|Shannon and Billy from Scripps carrying REMUS.|
|Billy and Shannon deploying REMUS|
When I wrote last time saying that things had been crazy, apparently I didn’t know how the next couple of days were going to go. On the 23rd, the Scripps group got permission to run their REMUS in Jelly Fish Lake to look at jelly fish biomass estimates. Of course this meant that we needed to get the vehicle into the lake, which requires hiking uphill 150 feet and then downhill over treacherous limestone rocks with all of the gear that we needed. We had a lot of help from the rangers working at the lake and Emilio from CRRF, which made it a lot easier, but it was still rough getting everything in. We set everything up with lots of tourists looking over our shoulders and then had the vehicle circle around the lake for a couple of hours. While the vehicle was underwater we got to relax and enjoy our surroundings. After we were all finished we had to hike all of gear out and head back to the lab to put everything away.
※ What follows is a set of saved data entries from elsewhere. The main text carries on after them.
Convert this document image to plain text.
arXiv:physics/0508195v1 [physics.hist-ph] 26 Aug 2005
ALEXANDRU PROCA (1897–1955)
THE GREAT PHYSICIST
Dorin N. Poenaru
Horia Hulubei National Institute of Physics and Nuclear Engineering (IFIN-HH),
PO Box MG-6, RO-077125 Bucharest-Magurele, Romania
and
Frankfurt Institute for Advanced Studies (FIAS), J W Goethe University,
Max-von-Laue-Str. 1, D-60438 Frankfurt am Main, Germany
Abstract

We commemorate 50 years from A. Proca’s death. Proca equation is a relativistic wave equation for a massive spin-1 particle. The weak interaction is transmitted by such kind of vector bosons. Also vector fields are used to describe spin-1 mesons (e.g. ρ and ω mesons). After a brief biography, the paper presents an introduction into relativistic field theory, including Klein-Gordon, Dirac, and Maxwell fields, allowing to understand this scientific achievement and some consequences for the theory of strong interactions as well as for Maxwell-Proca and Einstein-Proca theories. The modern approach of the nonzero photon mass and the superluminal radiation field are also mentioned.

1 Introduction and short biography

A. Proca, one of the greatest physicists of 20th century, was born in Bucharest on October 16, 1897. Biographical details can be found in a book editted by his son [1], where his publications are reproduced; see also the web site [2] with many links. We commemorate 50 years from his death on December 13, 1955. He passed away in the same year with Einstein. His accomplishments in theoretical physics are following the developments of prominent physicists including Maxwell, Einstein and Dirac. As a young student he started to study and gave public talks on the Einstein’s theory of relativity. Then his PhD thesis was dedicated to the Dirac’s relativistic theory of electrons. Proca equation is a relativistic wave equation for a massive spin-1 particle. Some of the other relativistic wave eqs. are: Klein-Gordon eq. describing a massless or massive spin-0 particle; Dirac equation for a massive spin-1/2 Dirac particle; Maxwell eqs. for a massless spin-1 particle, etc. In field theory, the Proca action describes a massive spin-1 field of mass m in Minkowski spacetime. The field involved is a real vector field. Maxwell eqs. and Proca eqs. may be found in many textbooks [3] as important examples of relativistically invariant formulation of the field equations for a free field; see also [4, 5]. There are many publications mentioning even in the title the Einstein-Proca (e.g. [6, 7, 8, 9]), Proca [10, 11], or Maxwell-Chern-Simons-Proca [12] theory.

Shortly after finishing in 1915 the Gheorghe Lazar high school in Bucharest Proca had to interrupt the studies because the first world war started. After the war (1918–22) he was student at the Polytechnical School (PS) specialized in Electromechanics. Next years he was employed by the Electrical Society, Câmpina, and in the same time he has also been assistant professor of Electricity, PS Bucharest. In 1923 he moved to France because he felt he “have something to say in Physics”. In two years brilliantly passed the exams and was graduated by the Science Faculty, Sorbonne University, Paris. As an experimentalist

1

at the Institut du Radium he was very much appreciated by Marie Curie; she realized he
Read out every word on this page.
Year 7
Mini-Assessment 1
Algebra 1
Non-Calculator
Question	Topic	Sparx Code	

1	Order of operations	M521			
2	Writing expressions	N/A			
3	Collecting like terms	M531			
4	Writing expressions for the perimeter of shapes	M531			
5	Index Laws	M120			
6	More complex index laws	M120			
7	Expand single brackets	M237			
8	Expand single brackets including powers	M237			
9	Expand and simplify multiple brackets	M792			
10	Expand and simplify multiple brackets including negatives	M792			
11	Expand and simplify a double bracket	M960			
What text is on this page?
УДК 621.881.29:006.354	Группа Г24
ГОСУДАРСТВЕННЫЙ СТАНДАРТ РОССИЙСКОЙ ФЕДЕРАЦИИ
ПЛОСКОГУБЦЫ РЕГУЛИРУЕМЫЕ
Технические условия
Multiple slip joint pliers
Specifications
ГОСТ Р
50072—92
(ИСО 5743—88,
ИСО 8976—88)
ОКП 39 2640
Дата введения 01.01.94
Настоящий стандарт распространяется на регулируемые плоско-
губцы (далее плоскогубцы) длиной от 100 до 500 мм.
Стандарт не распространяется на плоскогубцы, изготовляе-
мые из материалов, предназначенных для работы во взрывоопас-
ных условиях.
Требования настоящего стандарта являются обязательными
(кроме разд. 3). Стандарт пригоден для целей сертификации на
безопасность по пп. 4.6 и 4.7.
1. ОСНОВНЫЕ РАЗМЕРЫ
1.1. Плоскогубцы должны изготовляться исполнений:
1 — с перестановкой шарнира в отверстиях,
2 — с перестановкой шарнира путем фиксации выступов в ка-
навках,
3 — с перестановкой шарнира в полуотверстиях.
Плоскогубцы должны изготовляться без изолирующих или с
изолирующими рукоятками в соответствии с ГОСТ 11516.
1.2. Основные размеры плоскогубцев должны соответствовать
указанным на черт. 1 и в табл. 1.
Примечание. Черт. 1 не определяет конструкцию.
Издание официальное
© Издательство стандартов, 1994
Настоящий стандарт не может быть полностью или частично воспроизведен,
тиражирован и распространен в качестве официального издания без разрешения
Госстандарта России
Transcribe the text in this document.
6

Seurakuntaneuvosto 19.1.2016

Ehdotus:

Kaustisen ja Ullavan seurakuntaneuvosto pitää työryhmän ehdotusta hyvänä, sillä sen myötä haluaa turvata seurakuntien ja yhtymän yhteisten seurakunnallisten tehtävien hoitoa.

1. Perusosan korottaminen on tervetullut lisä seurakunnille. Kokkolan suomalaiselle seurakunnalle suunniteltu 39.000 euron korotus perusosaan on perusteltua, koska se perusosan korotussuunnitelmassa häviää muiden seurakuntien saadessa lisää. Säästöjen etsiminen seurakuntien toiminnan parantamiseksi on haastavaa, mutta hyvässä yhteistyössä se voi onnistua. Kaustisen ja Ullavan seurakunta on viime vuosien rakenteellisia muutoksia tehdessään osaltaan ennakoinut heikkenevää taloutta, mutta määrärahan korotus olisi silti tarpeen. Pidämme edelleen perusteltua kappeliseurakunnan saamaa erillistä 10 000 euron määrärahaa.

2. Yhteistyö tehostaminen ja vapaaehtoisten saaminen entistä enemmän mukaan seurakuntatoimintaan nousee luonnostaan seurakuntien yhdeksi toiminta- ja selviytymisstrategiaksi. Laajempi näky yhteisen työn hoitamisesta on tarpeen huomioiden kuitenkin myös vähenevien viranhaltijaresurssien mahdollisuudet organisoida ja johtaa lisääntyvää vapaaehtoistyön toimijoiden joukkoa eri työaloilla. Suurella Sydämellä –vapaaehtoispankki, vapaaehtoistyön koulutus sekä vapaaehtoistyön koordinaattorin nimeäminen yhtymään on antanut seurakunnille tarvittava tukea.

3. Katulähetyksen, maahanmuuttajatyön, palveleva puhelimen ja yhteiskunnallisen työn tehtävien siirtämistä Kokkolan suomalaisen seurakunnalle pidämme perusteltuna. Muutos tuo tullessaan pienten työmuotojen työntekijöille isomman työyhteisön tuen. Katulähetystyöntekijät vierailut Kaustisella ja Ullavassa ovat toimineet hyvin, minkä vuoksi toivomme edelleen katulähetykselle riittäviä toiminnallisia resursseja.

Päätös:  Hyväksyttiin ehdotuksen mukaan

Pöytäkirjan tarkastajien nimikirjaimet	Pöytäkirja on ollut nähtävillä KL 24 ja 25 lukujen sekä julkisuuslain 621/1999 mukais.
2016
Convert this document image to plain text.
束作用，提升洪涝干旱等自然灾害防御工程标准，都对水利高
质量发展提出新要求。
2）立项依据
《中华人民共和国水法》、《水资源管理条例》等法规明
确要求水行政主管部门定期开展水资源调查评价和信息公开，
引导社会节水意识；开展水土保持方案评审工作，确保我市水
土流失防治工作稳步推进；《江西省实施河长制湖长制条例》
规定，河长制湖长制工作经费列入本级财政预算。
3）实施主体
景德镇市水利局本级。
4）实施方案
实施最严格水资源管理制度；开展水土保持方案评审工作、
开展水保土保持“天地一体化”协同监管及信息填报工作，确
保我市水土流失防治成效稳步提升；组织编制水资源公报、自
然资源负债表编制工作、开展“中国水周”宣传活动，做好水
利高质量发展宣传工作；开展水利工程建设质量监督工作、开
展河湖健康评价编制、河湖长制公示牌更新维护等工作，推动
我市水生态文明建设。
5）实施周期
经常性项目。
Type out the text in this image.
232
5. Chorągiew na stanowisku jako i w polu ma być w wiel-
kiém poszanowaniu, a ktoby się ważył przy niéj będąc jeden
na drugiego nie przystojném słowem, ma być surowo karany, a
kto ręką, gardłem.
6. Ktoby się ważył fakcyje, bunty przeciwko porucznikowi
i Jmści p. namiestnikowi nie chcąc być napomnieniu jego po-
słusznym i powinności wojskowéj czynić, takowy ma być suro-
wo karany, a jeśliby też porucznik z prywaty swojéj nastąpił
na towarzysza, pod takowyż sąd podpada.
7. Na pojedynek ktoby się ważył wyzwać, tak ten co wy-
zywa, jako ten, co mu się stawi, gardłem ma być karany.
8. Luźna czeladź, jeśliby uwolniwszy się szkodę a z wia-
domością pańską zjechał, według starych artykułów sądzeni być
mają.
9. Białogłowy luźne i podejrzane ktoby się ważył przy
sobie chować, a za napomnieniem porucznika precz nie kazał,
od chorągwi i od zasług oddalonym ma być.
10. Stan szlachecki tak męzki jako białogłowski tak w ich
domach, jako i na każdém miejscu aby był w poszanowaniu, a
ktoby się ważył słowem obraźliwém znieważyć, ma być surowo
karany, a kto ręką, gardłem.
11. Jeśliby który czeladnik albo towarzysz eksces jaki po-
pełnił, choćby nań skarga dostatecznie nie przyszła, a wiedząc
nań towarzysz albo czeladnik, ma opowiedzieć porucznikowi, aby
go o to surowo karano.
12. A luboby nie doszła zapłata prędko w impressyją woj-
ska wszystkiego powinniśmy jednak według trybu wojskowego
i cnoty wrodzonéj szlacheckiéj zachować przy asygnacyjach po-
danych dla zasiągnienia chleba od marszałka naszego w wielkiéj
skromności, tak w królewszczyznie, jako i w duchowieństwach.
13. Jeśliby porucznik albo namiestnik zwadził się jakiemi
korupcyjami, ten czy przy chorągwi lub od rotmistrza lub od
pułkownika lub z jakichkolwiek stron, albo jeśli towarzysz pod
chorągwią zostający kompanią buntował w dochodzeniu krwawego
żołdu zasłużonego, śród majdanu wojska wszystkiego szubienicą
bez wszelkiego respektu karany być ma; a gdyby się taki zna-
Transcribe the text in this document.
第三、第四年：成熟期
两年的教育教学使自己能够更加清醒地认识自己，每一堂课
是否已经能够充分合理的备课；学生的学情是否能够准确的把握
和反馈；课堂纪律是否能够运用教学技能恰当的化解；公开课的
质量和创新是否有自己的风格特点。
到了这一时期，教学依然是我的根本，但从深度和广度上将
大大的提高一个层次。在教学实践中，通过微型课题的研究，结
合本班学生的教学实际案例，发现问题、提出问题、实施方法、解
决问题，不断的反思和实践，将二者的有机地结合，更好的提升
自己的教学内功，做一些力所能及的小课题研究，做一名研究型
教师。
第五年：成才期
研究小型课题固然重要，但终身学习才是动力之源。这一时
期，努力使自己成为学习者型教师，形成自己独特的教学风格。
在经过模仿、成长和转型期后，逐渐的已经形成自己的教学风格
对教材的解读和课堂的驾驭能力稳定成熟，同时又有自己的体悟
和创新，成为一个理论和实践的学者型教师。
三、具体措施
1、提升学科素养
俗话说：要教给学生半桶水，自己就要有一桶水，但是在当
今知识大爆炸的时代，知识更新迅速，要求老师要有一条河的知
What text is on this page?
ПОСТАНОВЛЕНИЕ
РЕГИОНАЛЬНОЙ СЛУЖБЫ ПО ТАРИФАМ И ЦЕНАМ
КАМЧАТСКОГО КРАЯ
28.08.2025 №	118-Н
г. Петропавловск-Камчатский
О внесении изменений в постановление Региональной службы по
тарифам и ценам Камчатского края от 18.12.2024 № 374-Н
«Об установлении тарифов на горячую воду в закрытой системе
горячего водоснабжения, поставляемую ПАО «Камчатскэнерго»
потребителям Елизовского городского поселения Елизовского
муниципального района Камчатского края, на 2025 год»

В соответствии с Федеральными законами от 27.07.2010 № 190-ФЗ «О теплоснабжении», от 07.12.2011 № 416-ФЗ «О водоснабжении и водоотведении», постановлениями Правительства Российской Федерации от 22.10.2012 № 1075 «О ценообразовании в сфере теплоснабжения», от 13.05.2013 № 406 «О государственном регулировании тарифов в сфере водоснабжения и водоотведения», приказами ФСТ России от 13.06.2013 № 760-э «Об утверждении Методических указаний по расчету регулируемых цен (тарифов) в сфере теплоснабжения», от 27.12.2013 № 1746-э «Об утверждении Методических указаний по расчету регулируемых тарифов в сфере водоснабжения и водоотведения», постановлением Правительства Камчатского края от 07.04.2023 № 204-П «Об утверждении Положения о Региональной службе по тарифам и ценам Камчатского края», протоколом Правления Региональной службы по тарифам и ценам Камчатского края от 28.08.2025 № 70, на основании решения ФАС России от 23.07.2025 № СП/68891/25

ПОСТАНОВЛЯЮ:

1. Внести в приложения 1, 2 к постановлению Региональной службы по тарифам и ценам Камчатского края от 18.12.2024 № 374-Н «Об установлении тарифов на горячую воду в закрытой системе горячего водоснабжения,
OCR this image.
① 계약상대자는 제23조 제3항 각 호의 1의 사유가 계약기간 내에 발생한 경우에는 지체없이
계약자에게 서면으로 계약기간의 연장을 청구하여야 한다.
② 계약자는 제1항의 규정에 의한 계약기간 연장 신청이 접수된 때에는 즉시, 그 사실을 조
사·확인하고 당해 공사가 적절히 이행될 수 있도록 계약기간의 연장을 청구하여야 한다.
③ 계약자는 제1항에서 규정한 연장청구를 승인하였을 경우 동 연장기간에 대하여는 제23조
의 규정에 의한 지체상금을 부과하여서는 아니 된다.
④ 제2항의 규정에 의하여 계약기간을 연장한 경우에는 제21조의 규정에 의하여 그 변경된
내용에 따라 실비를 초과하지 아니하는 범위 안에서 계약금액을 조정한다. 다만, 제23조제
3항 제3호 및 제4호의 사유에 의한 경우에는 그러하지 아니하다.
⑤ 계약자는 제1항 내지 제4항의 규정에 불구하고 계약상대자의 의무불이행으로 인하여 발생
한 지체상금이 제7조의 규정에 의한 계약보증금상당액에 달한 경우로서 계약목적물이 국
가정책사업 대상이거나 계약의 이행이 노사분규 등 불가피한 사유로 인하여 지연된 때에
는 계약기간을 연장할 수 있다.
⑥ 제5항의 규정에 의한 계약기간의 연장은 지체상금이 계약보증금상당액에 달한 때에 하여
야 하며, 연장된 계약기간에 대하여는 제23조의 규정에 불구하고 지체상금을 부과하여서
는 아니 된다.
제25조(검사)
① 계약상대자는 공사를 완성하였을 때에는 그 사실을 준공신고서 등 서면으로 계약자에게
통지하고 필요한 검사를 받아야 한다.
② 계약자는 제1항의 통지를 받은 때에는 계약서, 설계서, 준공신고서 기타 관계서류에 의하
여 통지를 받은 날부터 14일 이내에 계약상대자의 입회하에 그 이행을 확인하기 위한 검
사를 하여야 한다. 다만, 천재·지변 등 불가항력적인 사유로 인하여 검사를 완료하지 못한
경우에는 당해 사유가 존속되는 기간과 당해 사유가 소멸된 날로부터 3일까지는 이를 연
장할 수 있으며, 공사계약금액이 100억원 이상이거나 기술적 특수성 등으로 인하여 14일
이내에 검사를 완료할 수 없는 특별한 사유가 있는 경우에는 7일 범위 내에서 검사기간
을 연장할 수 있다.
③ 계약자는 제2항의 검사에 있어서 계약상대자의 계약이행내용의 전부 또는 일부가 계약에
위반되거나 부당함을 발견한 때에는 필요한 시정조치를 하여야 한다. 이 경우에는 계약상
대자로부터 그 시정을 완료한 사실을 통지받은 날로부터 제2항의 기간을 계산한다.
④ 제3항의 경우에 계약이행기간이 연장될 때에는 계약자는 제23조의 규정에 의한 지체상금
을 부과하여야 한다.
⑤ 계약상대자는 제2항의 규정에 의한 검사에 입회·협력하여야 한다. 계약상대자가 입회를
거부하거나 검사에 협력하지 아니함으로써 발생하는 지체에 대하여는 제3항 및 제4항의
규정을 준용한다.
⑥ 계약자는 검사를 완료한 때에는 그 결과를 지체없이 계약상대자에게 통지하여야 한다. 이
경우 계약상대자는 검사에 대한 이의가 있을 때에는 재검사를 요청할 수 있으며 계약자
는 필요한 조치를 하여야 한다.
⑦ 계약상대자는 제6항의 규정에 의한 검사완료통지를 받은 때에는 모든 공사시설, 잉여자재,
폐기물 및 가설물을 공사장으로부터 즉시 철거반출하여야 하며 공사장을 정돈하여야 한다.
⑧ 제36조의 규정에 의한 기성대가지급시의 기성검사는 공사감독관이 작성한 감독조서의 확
When we got back we found out that one of the instruments wasn’t working, which meant we needed to do the same thing again the next day. None of us were excited, but we all still realized how cool it was to be doing this work so we sucked it up and hiked everything in and out again the next day with beautiful results. We were going to do another run in the West Channel, but the currents were too strong so we ended up diving to retrieve our last instruments and then headed back to the lab.
|Loading gear to go to airport.|
After wearing ourselves out the over last two days, we now needed to pack up 2000 pounds of gear and take it to the airport to ship back home. With only minutes to spare we finished up the paperwork and packing and went to drop everything off. We returned to the lab to pack up all of our personal stuff, transfer data and take care of last minute things.
We had some great experiences and worked really hard these last couple of days and now it is time to get on a plane and head for home so we can see our families and work up all the data that we gathered here in Palau.